Hacker News new | ask | show | jobs
by siegel 3301 days ago
The only concern here is that they likely have a partnership, legally, and each partner owes a fiduciary duty to the other. He can walk, for sure, but my guess is the co-founder will claim he was frozen out and, if OP is successful, will sue for breach of fiduciary duty (and other things).
1 comments

My bigger concern would be that he pivots, takes the code with on the pivot, finds success, and 6 years later when he's about to sell his cofounder returns claiming 50% of the proceeds are owed to him.
We're basically talking about the same thing. But, yes, you are 100% correct about the likely danger in trying to use the code in the future. That's why I think the cleanest thing to do (if at all possible), if he wants to make something of this, is to offer the guy a small equity stake in whatever entity is created to do this work and get a release.

I've been involved with lawsuits over the exact type of situation. Maybe the OP could win, but it will be a costly process...

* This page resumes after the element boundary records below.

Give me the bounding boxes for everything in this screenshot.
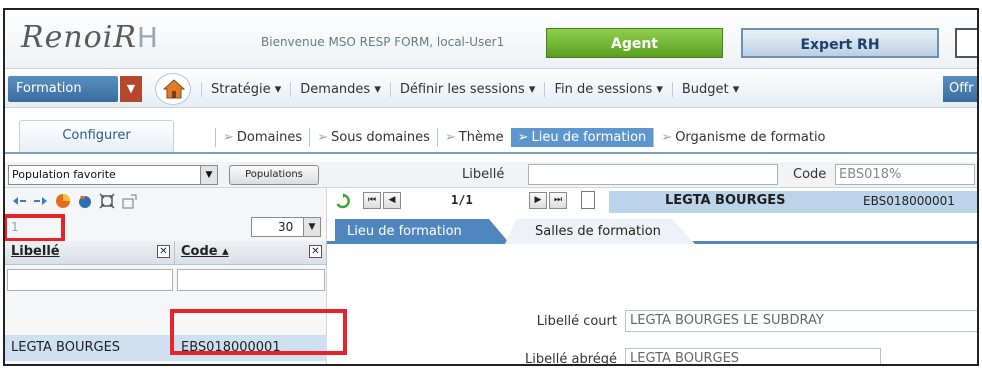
subtab-sous-domaines[interactable]: ➢ Sous domaines <box>309 127 437 147</box>
arrow-icon: ➢ <box>661 129 673 145</box>
agent-button[interactable]: Agent <box>546 28 723 58</box>
code-filter-label: Code <box>793 167 827 182</box>
remove-column-icon[interactable]: ✕ <box>309 245 322 258</box>
cell-libelle: LEGTA BOURGES <box>11 340 121 355</box>
expert-rh-button[interactable]: Expert RH <box>741 28 939 58</box>
form-tabs: Lieu de formation Salles de formation <box>327 218 977 244</box>
menu-offre[interactable]: Offr <box>943 76 977 102</box>
fullscreen-icon[interactable] <box>99 193 115 209</box>
record-nav-bar: ⏮ ◀ 1/1 ▶ ⏭ LEGTA BOURGES EBS018000001 <box>327 188 977 214</box>
menu-fin-sessions[interactable]: Fin de sessions ▾ <box>544 81 671 97</box>
subtab-organisme-formation[interactable]: ➢ Organisme de formatio <box>653 127 832 147</box>
subtab-theme[interactable]: ➢ Thème <box>436 127 511 147</box>
population-select[interactable]: Population favorite ▼ <box>8 165 218 185</box>
libelle-court-input[interactable]: LEGTA BOURGES LE SUBDRAY <box>625 310 977 332</box>
configure-tab-row: Configurer ➢ Domaines ➢ Sous domaines ➢ Thè… <box>5 108 977 162</box>
arrow-icon: ➢ <box>517 129 529 145</box>
menu-strategie[interactable]: Stratégie ▾ <box>201 81 290 97</box>
column-header-libelle[interactable]: Libellé ✕ <box>5 241 175 265</box>
menu-items: Stratégie ▾ Demandes ▾ Définir les sessi… <box>201 69 748 109</box>
menu-demandes[interactable]: Demandes ▾ <box>290 81 390 97</box>
welcome-text: Bienvenue MSO RESP FORM, local-User1 <box>261 35 505 49</box>
column-header-code[interactable]: Code ▴ ✕ <box>175 241 327 265</box>
pager-row: 1 30 ▼ <box>5 214 327 242</box>
per-page-select[interactable]: 30 ▼ <box>251 217 321 237</box>
subtab-lieu-formation[interactable]: ➢ Lieu de formation <box>510 127 654 147</box>
highlight-box-page <box>5 214 65 242</box>
record-title-bar: LEGTA BOURGES EBS018000001 <box>609 191 977 213</box>
record-title: LEGTA BOURGES <box>665 193 786 208</box>
collapse-icon[interactable] <box>11 193 27 209</box>
chevron-down-icon: ▼ <box>200 166 217 184</box>
app-header: RenoiRH Bienvenue MSO RESP FORM, local-U… <box>5 10 977 68</box>
next-record-button[interactable]: ▶ <box>529 192 547 209</box>
libelle-column-filter[interactable] <box>7 269 173 291</box>
subtab-domaines[interactable]: ➢ Domaines <box>215 127 309 147</box>
list-toolbar <box>5 188 327 214</box>
menu-budget[interactable]: Budget ▾ <box>671 81 748 97</box>
chart-icon[interactable] <box>121 193 137 209</box>
module-dropdown-icon[interactable]: ▼ <box>120 76 142 102</box>
record-detail-panel: ⏮ ◀ 1/1 ▶ ⏭ LEGTA BOURGES EBS018000001 L… <box>327 188 977 366</box>
tab-underline <box>5 152 977 154</box>
arrow-icon: ➢ <box>317 129 329 145</box>
libelle-filter-label: Libellé <box>462 167 505 182</box>
app-logo: RenoiRH <box>21 20 159 55</box>
expand-icon[interactable] <box>33 193 49 209</box>
tab-salles-formation[interactable]: Salles de formation <box>505 219 695 244</box>
record-position: 1/1 <box>451 193 473 207</box>
code-column-filter[interactable] <box>177 269 325 291</box>
chevron-down-icon: ▼ <box>303 218 320 236</box>
tab-lieu-formation[interactable]: Lieu de formation <box>335 219 510 244</box>
new-document-icon[interactable] <box>581 191 595 209</box>
libelle-abrege-input[interactable]: LEGTA BOURGES <box>625 348 881 364</box>
highlight-box-code <box>170 309 347 355</box>
previous-record-button[interactable]: ◀ <box>383 192 401 209</box>
next-role-button[interactable] <box>955 28 977 58</box>
home-icon[interactable] <box>155 73 191 105</box>
tab-configurer[interactable]: Configurer <box>19 120 174 152</box>
first-record-button[interactable]: ⏮ <box>363 192 381 209</box>
record-code: EBS018000001 <box>863 194 955 208</box>
libelle-abrege-label: Libellé abrégé <box>525 352 617 366</box>
remove-column-icon[interactable]: ✕ <box>157 245 170 258</box>
app-window: RenoiRH Bienvenue MSO RESP FORM, local-U… <box>3 8 979 366</box>
filter-row: Population favorite ▼ Populations Libellé… <box>5 162 977 188</box>
menu-definir-sessions[interactable]: Définir les sessions ▾ <box>389 81 545 97</box>
last-record-button[interactable]: ⏭ <box>549 192 567 209</box>
arrow-icon: ➢ <box>444 129 456 145</box>
code-filter-input[interactable]: EBS018% <box>835 164 975 185</box>
main-menu-bar: Formation ▼ Stratégie ▾ Demandes ▾ Défin… <box>5 68 977 108</box>
populations-button[interactable]: Populations <box>229 165 319 185</box>
pie-chart-icon[interactable] <box>55 193 71 209</box>
export-icon[interactable] <box>77 193 93 209</box>
sub-tabs: ➢ Domaines ➢ Sous domaines ➢ Thème ➢ Lieu de… <box>215 126 833 148</box>
arrow-icon: ➢ <box>223 129 234 145</box>
refresh-icon[interactable] <box>335 193 351 209</box>
libelle-court-label: Libellé court <box>536 314 617 329</box>
libelle-filter-input[interactable] <box>528 164 778 185</box>
module-menu-formation[interactable]: Formation <box>8 76 118 102</box>
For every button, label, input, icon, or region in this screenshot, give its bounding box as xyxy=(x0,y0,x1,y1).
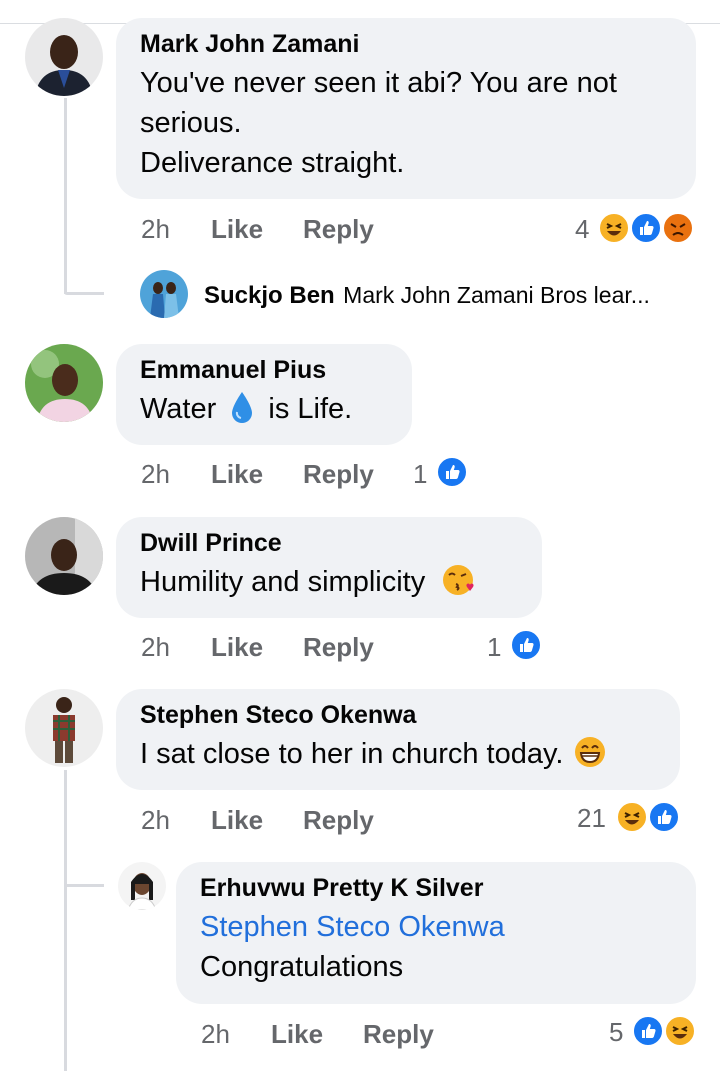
comment-bubble[interactable]: Dwill Prince Humility and simplicity xyxy=(116,517,542,618)
author-name[interactable]: Mark John Zamani xyxy=(140,30,672,59)
author-name[interactable]: Erhuvwu Pretty K Silver xyxy=(200,874,672,903)
reply-button[interactable]: Reply xyxy=(303,214,374,245)
reaction-count[interactable]: 1 xyxy=(487,632,501,663)
avatar[interactable] xyxy=(25,344,103,422)
comment-text: Humility and simplicity xyxy=(140,562,518,608)
reply-button[interactable]: Reply xyxy=(303,459,374,490)
mention-link[interactable]: Stephen Steco Okenwa xyxy=(200,907,672,947)
comment-bubble[interactable]: Emmanuel Pius Water is Life. xyxy=(116,344,412,445)
thread-connector xyxy=(64,292,104,295)
comment-text: Water is Life. xyxy=(140,389,388,435)
like-icon[interactable] xyxy=(510,629,542,661)
reaction-count[interactable]: 5 xyxy=(609,1017,623,1048)
comment-text-line: serious. xyxy=(140,107,242,139)
author-name[interactable]: Emmanuel Pius xyxy=(140,356,388,385)
avatar[interactable] xyxy=(25,18,103,96)
timestamp[interactable]: 2h xyxy=(141,632,170,663)
comment-bubble[interactable]: Stephen Steco Okenwa I sat close to her … xyxy=(116,689,680,790)
reply-text: Congratulations xyxy=(200,951,404,983)
like-icon[interactable] xyxy=(630,212,662,244)
like-button[interactable]: Like xyxy=(211,805,263,836)
avatar[interactable] xyxy=(25,517,103,595)
haha-icon[interactable] xyxy=(616,801,648,833)
reaction-count[interactable]: 1 xyxy=(413,459,427,490)
like-icon[interactable] xyxy=(436,456,468,488)
like-button[interactable]: Like xyxy=(211,214,263,245)
author-name[interactable]: Suckjo Ben xyxy=(204,282,335,309)
comment-text-part: I sat close to her in church today. xyxy=(140,738,564,770)
avatar[interactable] xyxy=(25,689,103,767)
thread-line xyxy=(64,98,67,294)
reply-button[interactable]: Reply xyxy=(363,1019,434,1050)
like-icon[interactable] xyxy=(648,801,680,833)
avatar[interactable] xyxy=(118,862,166,910)
reply-bubble[interactable]: Erhuvwu Pretty K Silver Stephen Steco Ok… xyxy=(176,862,696,1004)
comment-text-part: Humility and simplicity xyxy=(140,566,426,598)
comment-text-part: Water xyxy=(140,393,217,425)
like-button[interactable]: Like xyxy=(211,632,263,663)
reaction-count[interactable]: 4 xyxy=(575,214,589,245)
collapsed-reply[interactable]: Suckjo Ben Mark John Zamani Bros lear... xyxy=(204,282,650,310)
timestamp[interactable]: 2h xyxy=(141,805,170,836)
like-button[interactable]: Like xyxy=(271,1019,323,1050)
timestamp[interactable]: 2h xyxy=(141,214,170,245)
like-button[interactable]: Like xyxy=(211,459,263,490)
comment-text: I sat close to her in church today. xyxy=(140,734,656,780)
grin-emoji-icon xyxy=(573,735,607,780)
timestamp[interactable]: 2h xyxy=(141,459,170,490)
timestamp[interactable]: 2h xyxy=(201,1019,230,1050)
reply-preview: Mark John Zamani Bros lear... xyxy=(343,282,650,308)
angry-icon[interactable] xyxy=(662,212,694,244)
author-name[interactable]: Dwill Prince xyxy=(140,529,518,558)
reply-button[interactable]: Reply xyxy=(303,805,374,836)
comment-bubble[interactable]: Mark John Zamani You've never seen it ab… xyxy=(116,18,696,199)
reaction-count[interactable]: 21 xyxy=(577,803,606,834)
haha-icon[interactable] xyxy=(664,1015,696,1047)
comment-text-part: is Life. xyxy=(268,393,353,425)
avatar[interactable] xyxy=(140,270,188,318)
thread-line xyxy=(64,770,67,1071)
kiss-emoji-icon xyxy=(441,563,475,608)
comment-text-line: Deliverance straight. xyxy=(140,147,405,179)
author-name[interactable]: Stephen Steco Okenwa xyxy=(140,701,656,730)
comment-text-line: You've never seen it abi? You are not xyxy=(140,67,617,99)
thread-connector xyxy=(64,884,104,887)
water-drop-icon xyxy=(230,390,254,435)
haha-icon[interactable] xyxy=(598,212,630,244)
like-icon[interactable] xyxy=(632,1015,664,1047)
reply-button[interactable]: Reply xyxy=(303,632,374,663)
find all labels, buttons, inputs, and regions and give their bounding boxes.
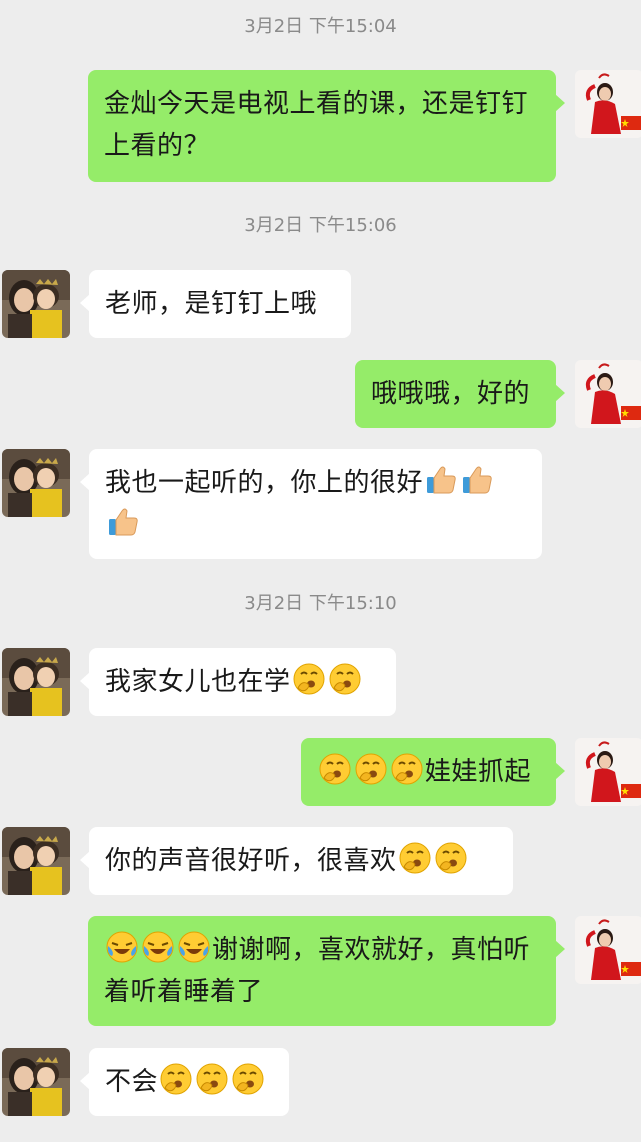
message-bubble-incoming[interactable]: 我家女儿也在学 bbox=[80, 648, 396, 716]
yawn-face-icon bbox=[318, 752, 352, 786]
crying-laughing-icon bbox=[141, 930, 175, 964]
contact-avatar[interactable] bbox=[2, 1048, 70, 1116]
yawn-face-icon bbox=[231, 1062, 265, 1096]
yawn-face-icon bbox=[292, 662, 326, 696]
yawn-face-icon bbox=[195, 1062, 229, 1096]
my-avatar[interactable] bbox=[575, 738, 641, 806]
message-text: 老师，是钉钉上哦 bbox=[105, 289, 318, 319]
yawn-face-icon bbox=[398, 841, 432, 875]
crying-laughing-icon bbox=[105, 930, 139, 964]
yawn-face-icon bbox=[354, 752, 388, 786]
message-bubble-incoming[interactable]: 老师，是钉钉上哦 bbox=[80, 270, 351, 338]
contact-avatar[interactable] bbox=[2, 270, 70, 338]
my-avatar[interactable] bbox=[575, 70, 641, 138]
message-bubble-outgoing[interactable]: 娃娃抓起 bbox=[301, 738, 565, 806]
timestamp: 3月2日 下午15:10 bbox=[244, 593, 397, 614]
message-bubble-outgoing[interactable]: 谢谢啊，喜欢就好，真怕听着听着睡着了 bbox=[88, 916, 565, 1026]
yawn-face-icon bbox=[328, 662, 362, 696]
message-text: 不会 bbox=[105, 1067, 159, 1097]
contact-avatar[interactable] bbox=[2, 449, 70, 517]
crying-laughing-icon bbox=[177, 930, 211, 964]
message-text: 我家女儿也在学 bbox=[105, 667, 291, 697]
message-bubble-outgoing[interactable]: 哦哦哦，好的 bbox=[355, 360, 565, 428]
thumbs-up-icon bbox=[106, 505, 140, 539]
message-text: 金灿今天是电视上看的课，还是钉钉上看的？ bbox=[104, 89, 529, 161]
message-bubble-incoming[interactable]: 我也一起听的，你上的很好 bbox=[80, 449, 542, 559]
message-text: 我也一起听的，你上的很好 bbox=[105, 468, 424, 498]
message-text: 娃娃抓起 bbox=[425, 757, 532, 787]
message-bubble-incoming[interactable]: 你的声音很好听，很喜欢 bbox=[80, 827, 513, 895]
my-avatar[interactable] bbox=[575, 916, 641, 984]
thumbs-up-icon bbox=[424, 463, 458, 497]
my-avatar[interactable] bbox=[575, 360, 641, 428]
contact-avatar[interactable] bbox=[2, 648, 70, 716]
timestamp: 3月2日 下午15:04 bbox=[244, 16, 397, 37]
message-text: 哦哦哦，好的 bbox=[371, 379, 531, 409]
yawn-face-icon bbox=[434, 841, 468, 875]
message-bubble-incoming[interactable]: 不会 bbox=[80, 1048, 289, 1116]
contact-avatar[interactable] bbox=[2, 827, 70, 895]
message-text: 你的声音很好听，很喜欢 bbox=[105, 846, 397, 876]
yawn-face-icon bbox=[159, 1062, 193, 1096]
message-bubble-outgoing[interactable]: 金灿今天是电视上看的课，还是钉钉上看的？ bbox=[88, 70, 565, 182]
thumbs-up-icon bbox=[460, 463, 494, 497]
timestamp: 3月2日 下午15:06 bbox=[244, 215, 397, 236]
yawn-face-icon bbox=[390, 752, 424, 786]
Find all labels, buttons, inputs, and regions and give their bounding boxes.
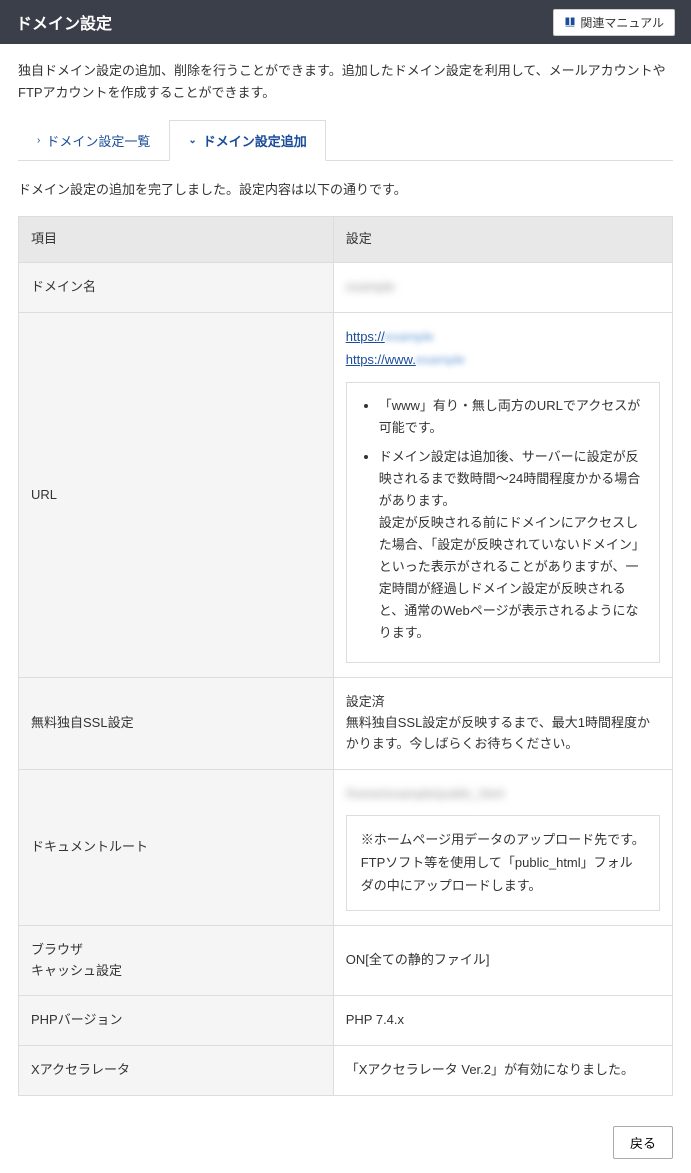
table-row: ブラウザ キャッシュ設定 ON[全ての静的ファイル]	[19, 925, 673, 996]
row-value-cache: ON[全ての静的ファイル]	[333, 925, 672, 996]
docroot-info-box: ※ホームページ用データのアップロード先です。 FTPソフト等を使用して「publ…	[346, 815, 660, 911]
table-row: PHPバージョン PHP 7.4.x	[19, 996, 673, 1046]
row-label-cache: ブラウザ キャッシュ設定	[19, 925, 334, 996]
table-row: ドメイン名 example	[19, 262, 673, 312]
url-info-box: 「www」有り・無し両方のURLでアクセスが可能です。 ドメイン設定は追加後、サ…	[346, 382, 660, 663]
book-icon	[564, 16, 576, 28]
row-label-docroot: ドキュメントルート	[19, 769, 334, 925]
status-message: ドメイン設定の追加を完了しました。設定内容は以下の通りです。	[18, 179, 673, 198]
settings-table: 項目 設定 ドメイン名 example URL https://example …	[18, 216, 673, 1096]
row-value-xaccel: 「Xアクセラレータ Ver.2」が有効になりました。	[333, 1046, 672, 1096]
table-row: ドキュメントルート /home/example/public_html ※ホーム…	[19, 769, 673, 925]
tab-list-label: ドメイン設定一覧	[46, 131, 150, 150]
url-link-1[interactable]: https://example	[346, 327, 660, 348]
table-row: URL https://example https://www.example …	[19, 312, 673, 678]
back-button[interactable]: 戻る	[613, 1126, 673, 1159]
manual-button[interactable]: 関連マニュアル	[553, 9, 675, 36]
chevron-down-icon: ⌄	[188, 135, 196, 146]
url-link-2[interactable]: https://www.example	[346, 350, 660, 371]
row-label-ssl: 無料独自SSL設定	[19, 678, 334, 769]
row-label-url: URL	[19, 312, 334, 678]
manual-label: 関連マニュアル	[580, 14, 664, 31]
tab-add-label: ドメイン設定追加	[203, 131, 307, 150]
row-label-domain: ドメイン名	[19, 262, 334, 312]
row-value-php: PHP 7.4.x	[333, 996, 672, 1046]
th-setting: 設定	[333, 217, 672, 263]
url-bullet-2: ドメイン設定は追加後、サーバーに設定が反映されるまで数時間～24時間程度かかる場…	[379, 446, 645, 645]
row-value-docroot: /home/example/public_html ※ホームページ用データのアッ…	[333, 769, 672, 925]
tab-domain-add[interactable]: ⌄ ドメイン設定追加	[169, 120, 325, 161]
description: 独自ドメイン設定の追加、削除を行うことができます。追加したドメイン設定を利用して…	[18, 60, 673, 104]
page-title: ドメイン設定	[16, 10, 112, 34]
th-item: 項目	[19, 217, 334, 263]
tabs: › ドメイン設定一覧 ⌄ ドメイン設定追加	[18, 120, 673, 161]
url-bullet-1: 「www」有り・無し両方のURLでアクセスが可能です。	[379, 395, 645, 439]
row-value-domain: example	[333, 262, 672, 312]
chevron-right-icon: ›	[37, 135, 40, 146]
row-value-ssl: 設定済 無料独自SSL設定が反映するまで、最大1時間程度かかります。今しばらくお…	[333, 678, 672, 769]
table-row: 無料独自SSL設定 設定済 無料独自SSL設定が反映するまで、最大1時間程度かか…	[19, 678, 673, 769]
row-label-xaccel: Xアクセラレータ	[19, 1046, 334, 1096]
tab-domain-list[interactable]: › ドメイン設定一覧	[18, 120, 169, 160]
table-row: Xアクセラレータ 「Xアクセラレータ Ver.2」が有効になりました。	[19, 1046, 673, 1096]
row-label-php: PHPバージョン	[19, 996, 334, 1046]
row-value-url: https://example https://www.example 「www…	[333, 312, 672, 678]
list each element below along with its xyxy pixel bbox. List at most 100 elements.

Thanks for your (and everyone else who has commented here) advise. I think the approach I am going to take is to see if he's willing to sign an agreement to dissolve our partnership, giving me 100% of the company. If he really has just grown tired of it, as I suspect, I think he might do this. If he's not willing I'm going to try some type of buyout, payable once revenues can pay for it. Then I'll offer a small stake as a last resort. If he's unwilling to accept that then I guess I'll just have to quit the company. I really don't want to do that, I've spent so much time on this :( . But I'm also not willing to keep working on it without my fair share of the company; I'd rather start from scratch again on a different idea.